Cloud SQL & Modern Features
EXTERNAL DATA SOURCE
CREATE EXTERNAL DATA SOURCE BlobStorage WITH (TYPE=BLOB_STORAGE, LOCATION='https://...')
Defines an external data source (Azure Blob, S3). For reading files from the cloud directly in SQL.
OPENROWSET (Blob)
SELECT * FROM OPENROWSET(BULK 'data.csv', DATA_SOURCE='BlobStorage', FORMAT='CSV') t
Reads CSV/Parquet directly from the cloud. In Azure Synapse and SQL Server 2019+.
PolyBase
SELECT * FROM ExternalTable
Queries against Hadoop, Azure, and S3 as if they were regular SQL tables. For Big Data analytics.
OPENDATASOURCE
SELECT * FROM OPENDATASOURCE('SQLNCLI', 'server=OtherServer;uid=sa;pwd=p').DB.dbo.TableOne-off access to another SQL server without a linked server. For rare cross-server queries.
LINKED SERVER
EXEC sp_addlinkedserver @server='OtherServer'
A permanent connection to an external server. For regular queries across servers and different databases.
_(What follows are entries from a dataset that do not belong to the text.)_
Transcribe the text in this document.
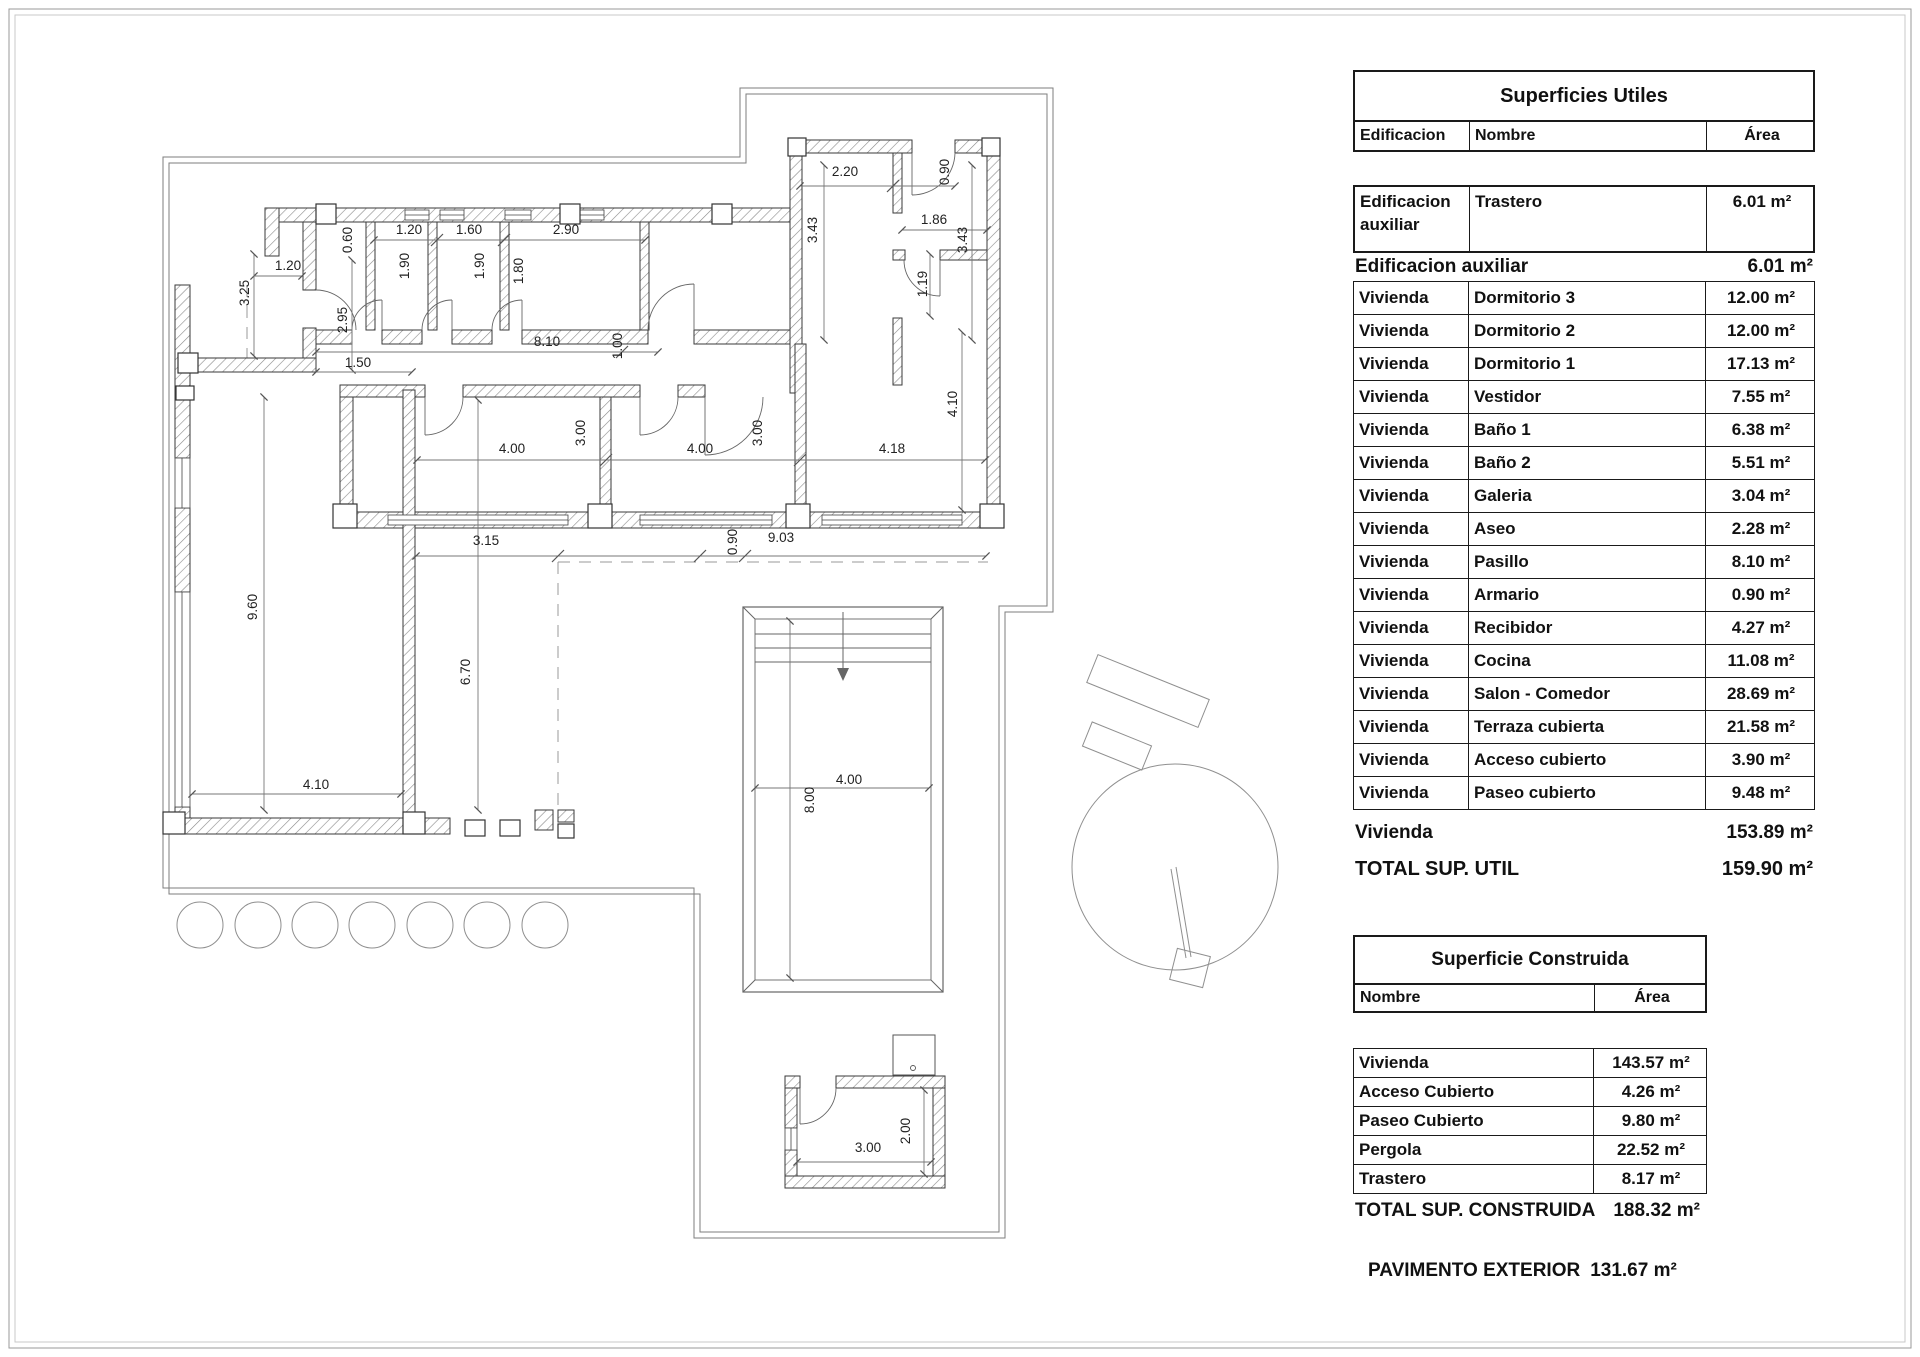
2.20	0.90
3.43	1.86
3.43
1.19
4.10
0.60	1.20 1.60	2.90
1.90	1.90 1.80
1.20
3.25
2.95
1.50
8.10	1.00
4.00
3.00
4.00
3.00
4.18
3.15	0.90 9.03
9.60
4.10
6.70
4.00
8.00
3.00
2.00
Superficies Utiles
Edificacion	Nombre	Área
Edificacion auxiliar
Trastero	6.01 m²
Edificacion auxiliar	6.01 m²
Vivienda	Dormitorio 3	12.00 m²
Vivienda	Dormitorio 2	12.00 m²
Vivienda	Dormitorio 1	17.13 m²
Vivienda	Vestidor	7.55 m²
Vivienda	Baño 1	6.38 m²
Vivienda	Baño 2	5.51 m²
Vivienda	Galeria	3.04 m²
Vivienda	Aseo	2.28 m²
Vivienda	Pasillo	8.10 m²
Vivienda	Armario	0.90 m²
Vivienda	Recibidor	4.27 m²
Vivienda	Cocina	11.08 m²
Vivienda	Salon - Comedor	28.69 m²
Vivienda	Terraza cubierta	21.58 m²
Vivienda	Acceso cubierto	3.90 m²
Vivienda	Paseo cubierto	9.48 m²
Vivienda	153.89 m²
TOTAL SUP. UTIL	159.90 m²
Superficie Construida
Nombre	Área
Vivienda	143.57 m²
Acceso Cubierto	4.26 m²
Paseo Cubierto	9.80 m²
Pergola	22.52 m²
Trastero	8.17 m²
TOTAL SUP. CONSTRUIDA 188.32 m²
PAVIMENTO EXTERIOR 131.67 m²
Schemas, Metadata & Object Management
CREATE SCHEMA
CREATE SCHEMA Sales
Creates a namespace for objects. Sales.Orders vs HR.Employees — organization and permission management.
INFORMATION_SCHEMA
SELECT * FROM INFORMATION_SCHEMA.TABLES
Information about all tables, columns, and relationships. ANSI-standard — works across all SQL engines.
sys.columns
SELECT * FROM sys.columns WHERE object_id=OBJECT_ID('Orders')All of a table's columns with their data types. For documentation and building dynamic SQL.
sys.foreign_keys
SELECT * FROM sys.foreign_keys
All foreign keys in the DB. For documenting relationships and an automatic ERD graph.
sp_help
EXEC sp_help 'Orders'
Complete information about a table — columns, indexes, keys. The table's "ID card."